Can Sharing Intimate Details of Our Cancer Struggles Actually Make A Difference?

For some people, sharing their cancer story with others comes easily; for others, the experience is highly personal. But can sharing the intimate details of your struggles really make a difference?

We often ask friends and family for recommendations on restaurants, movies, maybe even a vacation spot because we hope their knowledge and experience will prove fruitful. We even turn to the Internet for similar recommendations because there's value in others' opinions- it could save us time, money, and even introduce us to something we might not have thought about.

Looking for health information isn't that much different especially when it comes to cancer. In fact, some would argue it's probably more important since cancer isn't one disease but hundreds and we can't expect that our doctors will be able to provide everything we need. It's the information we share that can help facilitate important discussions between patients, doctors and family that are crucial to our survival-- whether we're just starting our battle or are dealing with the after-effects.

As a breast cancer survivor, I've met people on both sides of the spectrum: ones who are willing to share as much as possible and those who are afraid of even uttering the word. After I was diagnosed, I met someone who selflessly shared their experiences with me. This had a profound impact on my own treatments and inspired me to share my own experiences in order to try and help others.

Despite steadfast support from family and friends, I knew firsthand how awful the feeling of isolation could be. So I set out to compile all the information I could about my battle. I outlined everything that happened in my journal and even shared my medical records*, something I had previously kept to the confidence of my doctors. I found that the most helpful and trustworthy information came straight from other patients and I wanted to be one of them.

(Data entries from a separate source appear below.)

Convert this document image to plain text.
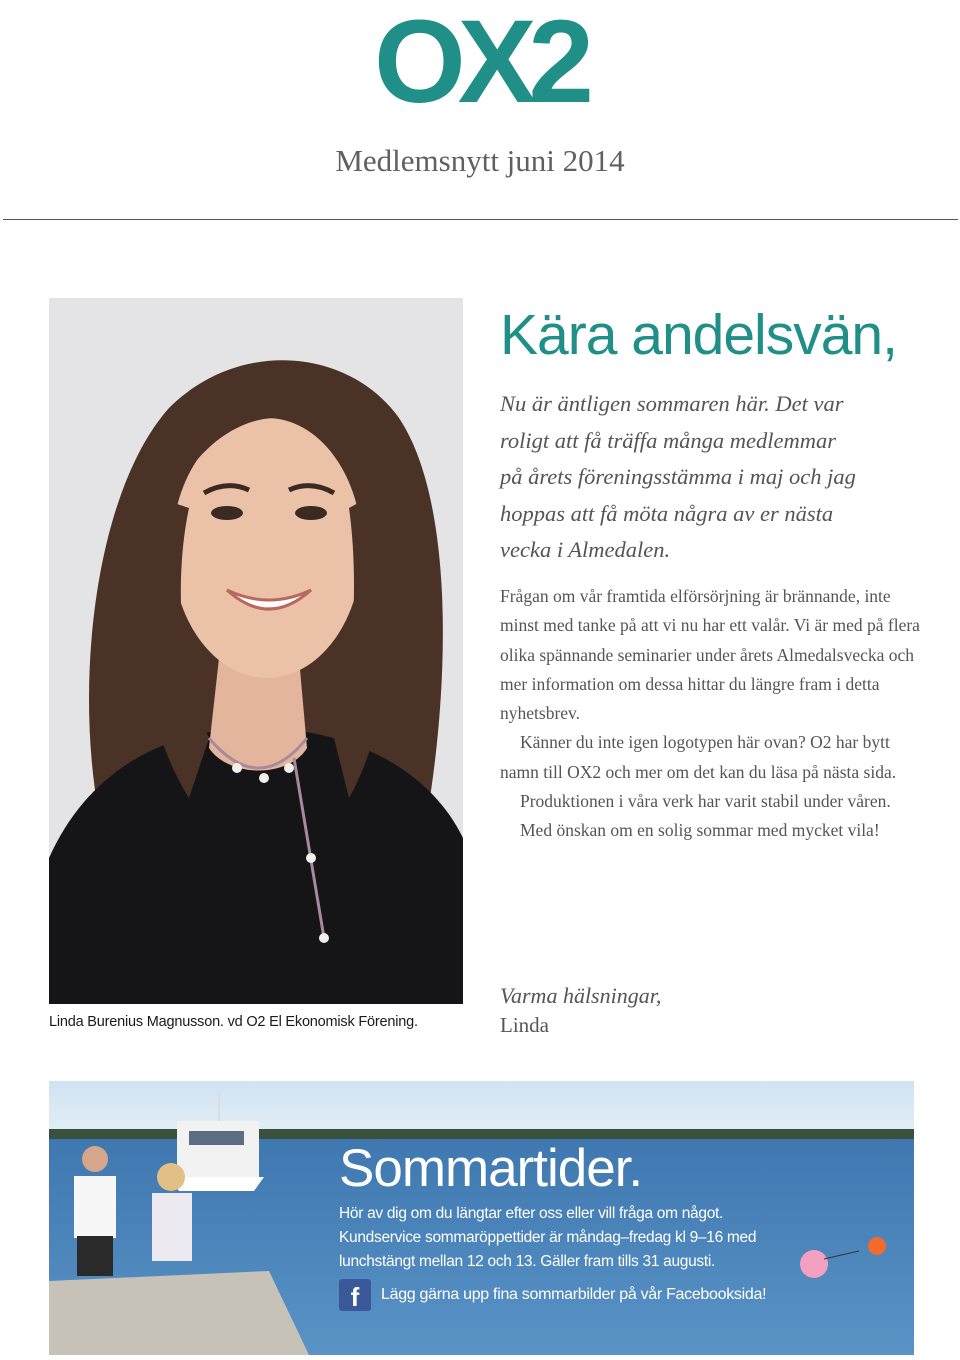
OX2
Medlemsnytt juni 2014
Linda Burenius Magnusson. vd O2 El Ekonomisk Förening.
Kära andelsvän,
Nu är äntligen sommaren här. Det var
roligt att få träffa många medlemmar
på årets föreningsstämma i maj och jag
hoppas att få möta några av er nästa
vecka i Almedalen.

Frågan om vår framtida elförsörjning är brännande, inte minst med tanke på att vi nu har ett valår. Vi är med på flera olika spännande seminarier under årets Almedalsvecka och mer information om dessa hittar du längre fram i detta nyhetsbrev.

Känner du inte igen logotypen här ovan? O2 har bytt namn till OX2 och mer om det kan du läsa på nästa sida.

Produktionen i våra verk har varit stabil under våren.

Med önskan om en solig sommar med mycket vila!

Varma hälsningar,
Linda
Sommartider.
Hör av dig om du längtar efter oss eller vill fråga om något.
Kundservice sommaröppettider är måndag–fredag kl 9–16 med
lunchstängt mellan 12 och 13. Gäller fram tills 31 augusti.
f	Lägg gärna upp fina sommarbilder på vår Facebooksida!
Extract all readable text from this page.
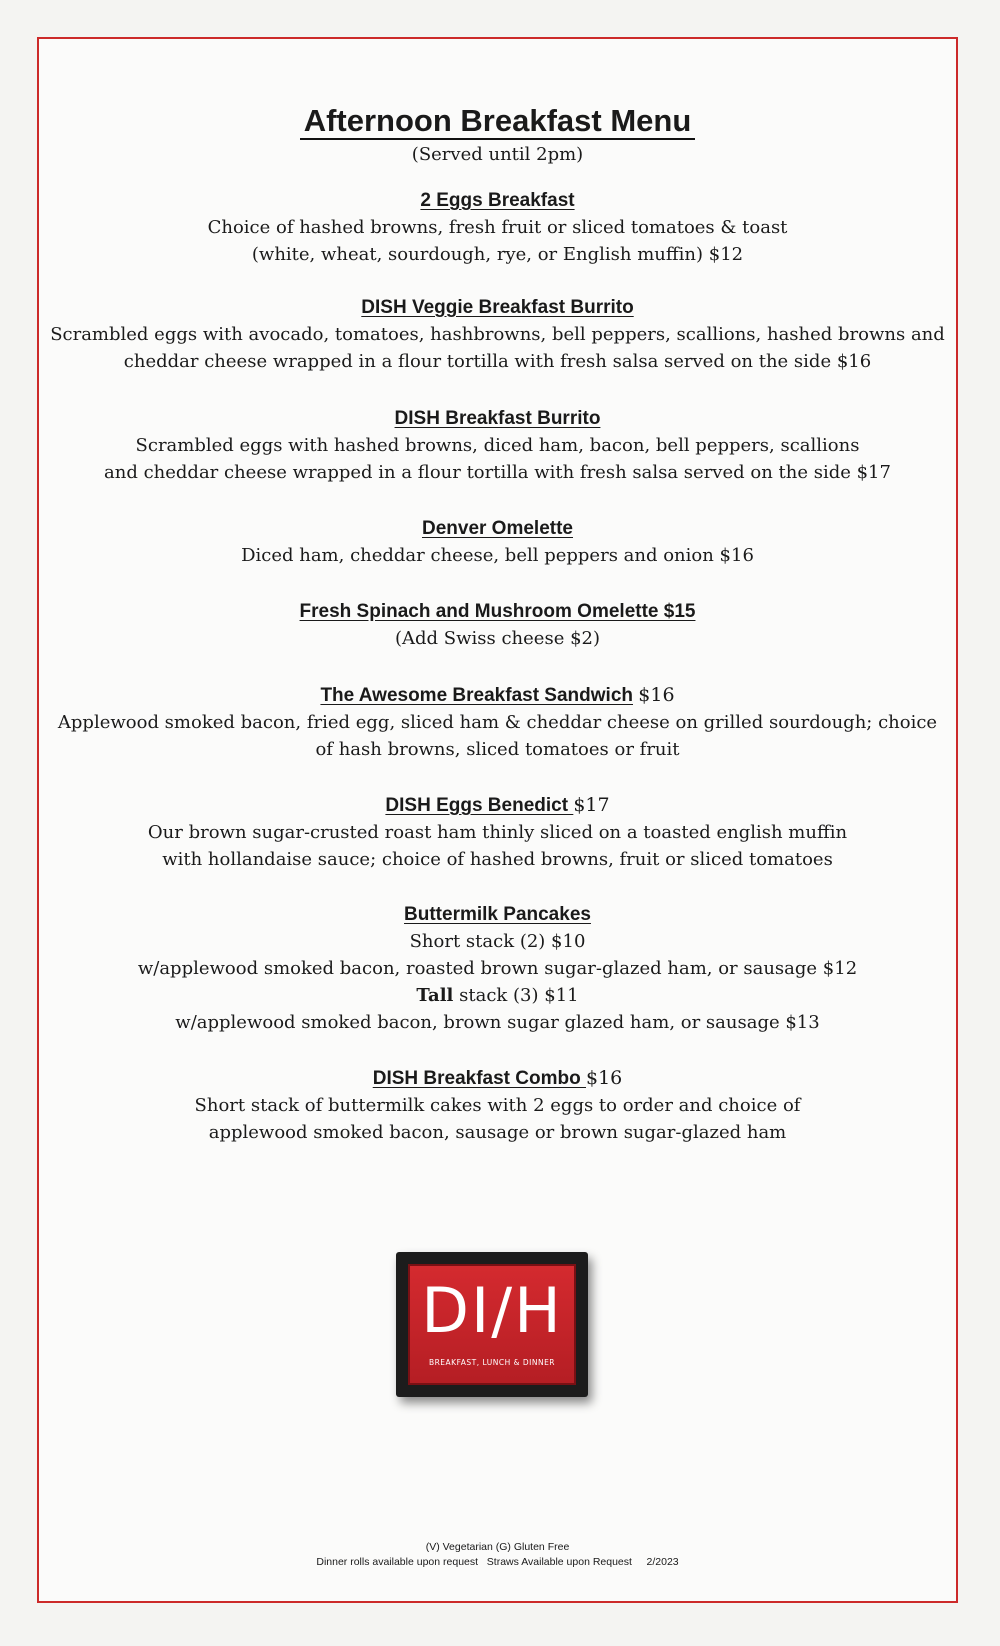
Afternoon Breakfast Menu
(Served until 2pm)
2 Eggs Breakfast
Choice of hashed browns, fresh fruit or sliced tomatoes & toast
(white, wheat, sourdough, rye, or English muffin) $12
DISH Veggie Breakfast Burrito
Scrambled eggs with avocado, tomatoes, hashbrowns, bell peppers, scallions, hashed browns and
cheddar cheese wrapped in a flour tortilla with fresh salsa served on the side $16
DISH Breakfast Burrito
Scrambled eggs with hashed browns, diced ham, bacon, bell peppers, scallions
and cheddar cheese wrapped in a flour tortilla with fresh salsa served on the side $17
Denver Omelette
Diced ham, cheddar cheese, bell peppers and onion $16
Fresh Spinach and Mushroom Omelette $15
(Add Swiss cheese $2)
The Awesome Breakfast Sandwich $16
Applewood smoked bacon, fried egg, sliced ham & cheddar cheese on grilled sourdough; choice
of hash browns, sliced tomatoes or fruit
DISH Eggs Benedict $17
Our brown sugar-crusted roast ham thinly sliced on a toasted english muffin
with hollandaise sauce; choice of hashed browns, fruit or sliced tomatoes
Buttermilk Pancakes
Short stack (2) $10
w/applewood smoked bacon, roasted brown sugar-glazed ham, or sausage $12
Tall stack (3) $11
w/applewood smoked bacon, brown sugar glazed ham, or sausage $13
DISH Breakfast Combo $16
Short stack of buttermilk cakes with 2 eggs to order and choice of
applewood smoked bacon, sausage or brown sugar-glazed ham
DI/H
BREAKFAST, LUNCH & DINNER
(V) Vegetarian (G) Gluten Free
Dinner rolls available upon request   Straws Available upon Request     2/2023
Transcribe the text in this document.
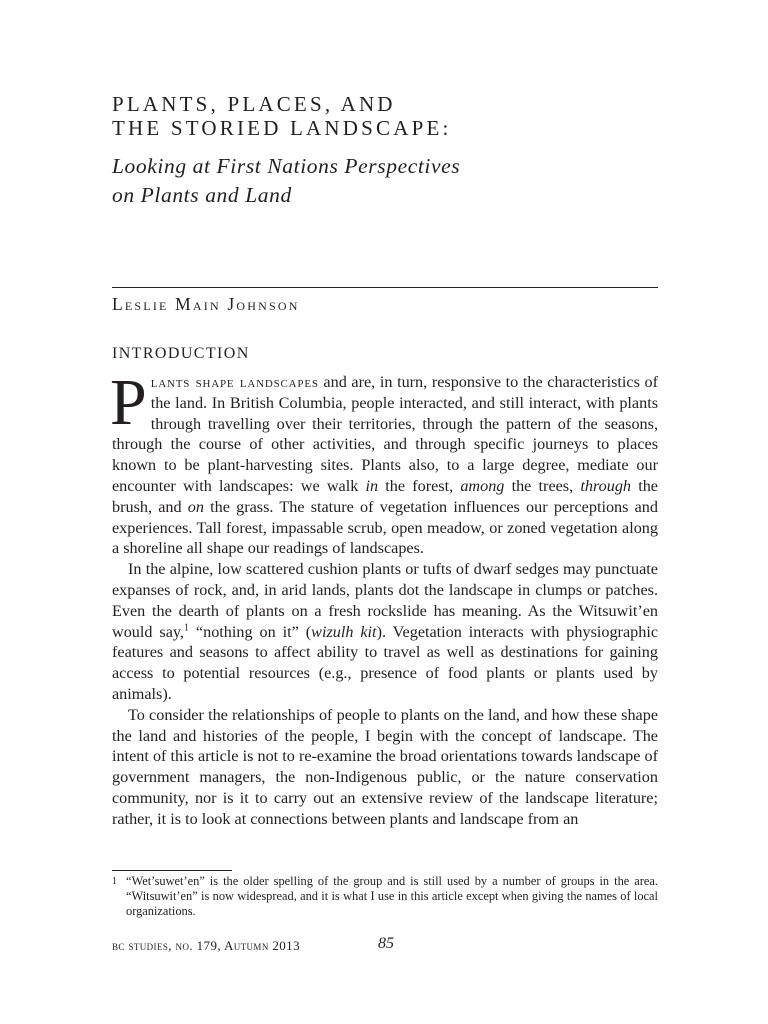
PLANTS, PLACES, AND
THE STORIED LANDSCAPE:
Looking at First Nations Perspectives
on Plants and Land
Leslie Main Johnson
INTRODUCTION

Plants shape landscapes and are, in turn, responsive to the characteristics of the land. In British Columbia, people interacted, and still interact, with plants through travelling over their territories, through the pattern of the seasons, through the course of other activities, and through specific journeys to places known to be plant-harvesting sites. Plants also, to a large degree, mediate our encounter with landscapes: we walk in the forest, among the trees, through the brush, and on the grass. The stature of vegetation influences our perceptions and experiences. Tall forest, impassable scrub, open meadow, or zoned vegetation along a shoreline all shape our readings of landscapes.

In the alpine, low scattered cushion plants or tufts of dwarf sedges may punctuate expanses of rock, and, in arid lands, plants dot the landscape in clumps or patches. Even the dearth of plants on a fresh rockslide has meaning. As the Witsuwit’en would say,$^1$ “nothing on it” (wizulh kit). Vegetation interacts with physiographic features and seasons to affect ability to travel as well as destinations for gaining access to potential resources (e.g., presence of food plants or plants used by animals).

To consider the relationships of people to plants on the land, and how these shape the land and histories of the people, I begin with the concept of landscape. The intent of this article is not to re-examine the broad orientations towards landscape of government managers, the non-Indigenous public, or the nature conservation community, nor is it to carry out an extensive review of the landscape literature; rather, it is to look at connections between plants and landscape from an

1 “Wet’suwet’en” is the older spelling of the group and is still used by a number of groups in the area. “Witsuwit’en” is now widespread, and it is what I use in this article except when giving the names of local organizations.
bc studies, no. 179, Autumn 2013	85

So why share my medical records?

Because I believe there's value in giving someone who's just been diagnosed an opportunity to see what it’s like to read someone's outpatient progress report and hopefully prepare them for their own. It gives us a chance to formulate questions for our doctor (which can be difficult to do on the spot). It provides the courage to ask questions which can make the doctor/patient relationship more productive as well as making the best use of your time together. Lastly, it can be helpful for friends and family of those diagnosed so they can put themselves in our shoes to try to understand what we're going through.

There's power in numbers.

Having the ability to seek immediate information online has become part of human behavior. Access to an unlimited supply of information has its merits and its detriments but it is something that is omnipresent and available. In an age where information is abundant and just about everything is shared, (thanks to Facebook and Twitter) health information has real meaning and purpose and should be shared. The more we do so, the more empowered and less anxious we become about making decisions and getting the support we need with and without our doctors. I believe that there is power in numbers and the more we share with one another, the closer we'll get to finding solutions that have a real impact on our lives.

You can find my full story along with other medical records on my I Had Cancer profile. It's available 24/7 and accessible from every part of the world. Go ahead, connect with me. If you have any questions, I'm here.

* To clarify, I am not suggesting everyone share their medical records. I did so because I had the ability to cover sensitive information. However, I do encourage you to participate and share when and as much as you're comfortable with.

We find ourselves looking for curated information but too often take without providing something back-- something that may be useful to someone else. What keeps you from sharing? How do you contribute?